その度に俺はそんなつもりは無いと否定し、恋人として甘えているのだと自ら豪語してみせた。
それでも歴代恋人は全員揃いも揃ってはじめこそ自分だけが俺を甘やかせられるのだと言っていたくせに時間が経つにつれてやれ依存だ甘えただ重いだのと言い、挙句の果てにはテレビとはまるで別人だと眉間に皺を寄せていた。
テレビって何だ、せめてコートだろ。
結局連中は俺に勝手な理想と期待を抱いて、現実の俺を知るなり勝手に幻滅して離れていった。
今回の恋人もその例にもれず、今頃どこかでテレビでしか俺を知らない一般人へ現実の俺がいかにダメ人間であるかを得意げに語っていてもおかしくはない。

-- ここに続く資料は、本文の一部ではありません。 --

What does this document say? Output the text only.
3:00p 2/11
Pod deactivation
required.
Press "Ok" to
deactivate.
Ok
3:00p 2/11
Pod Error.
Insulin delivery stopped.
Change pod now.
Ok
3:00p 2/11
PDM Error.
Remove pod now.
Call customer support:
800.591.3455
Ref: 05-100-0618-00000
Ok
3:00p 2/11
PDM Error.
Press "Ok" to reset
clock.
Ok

散々俺を甘やかし、依存までさせておいてポイとは無責任なものだ。
お陰でまた俺の甘えたと依存が悪化するとは考えないのだろうか。
決して生活力が無いわけじゃあないし、料理や洗濯も自分で出来る。
母親のように面倒をみてもらおうだなんて望んじゃいないし、ただ傍に居てずっと手を繋ぐなりハグをするなりキスをするなり恋人らしくスキンシップをしていたいだけだ。
ただただ一途に恋人だけに甘える俺の何が悪いんだ。
「三井さんさあ、学生の頃から才能はあるなあって思ってたけど…超優良物件じゃん」
記憶が正しければ四杯目のジョッキを空にした頃、声量に気を付けながらも最終的には感情任せに愚痴を吐き出した俺へ正面に座っている水戸がそう答えた。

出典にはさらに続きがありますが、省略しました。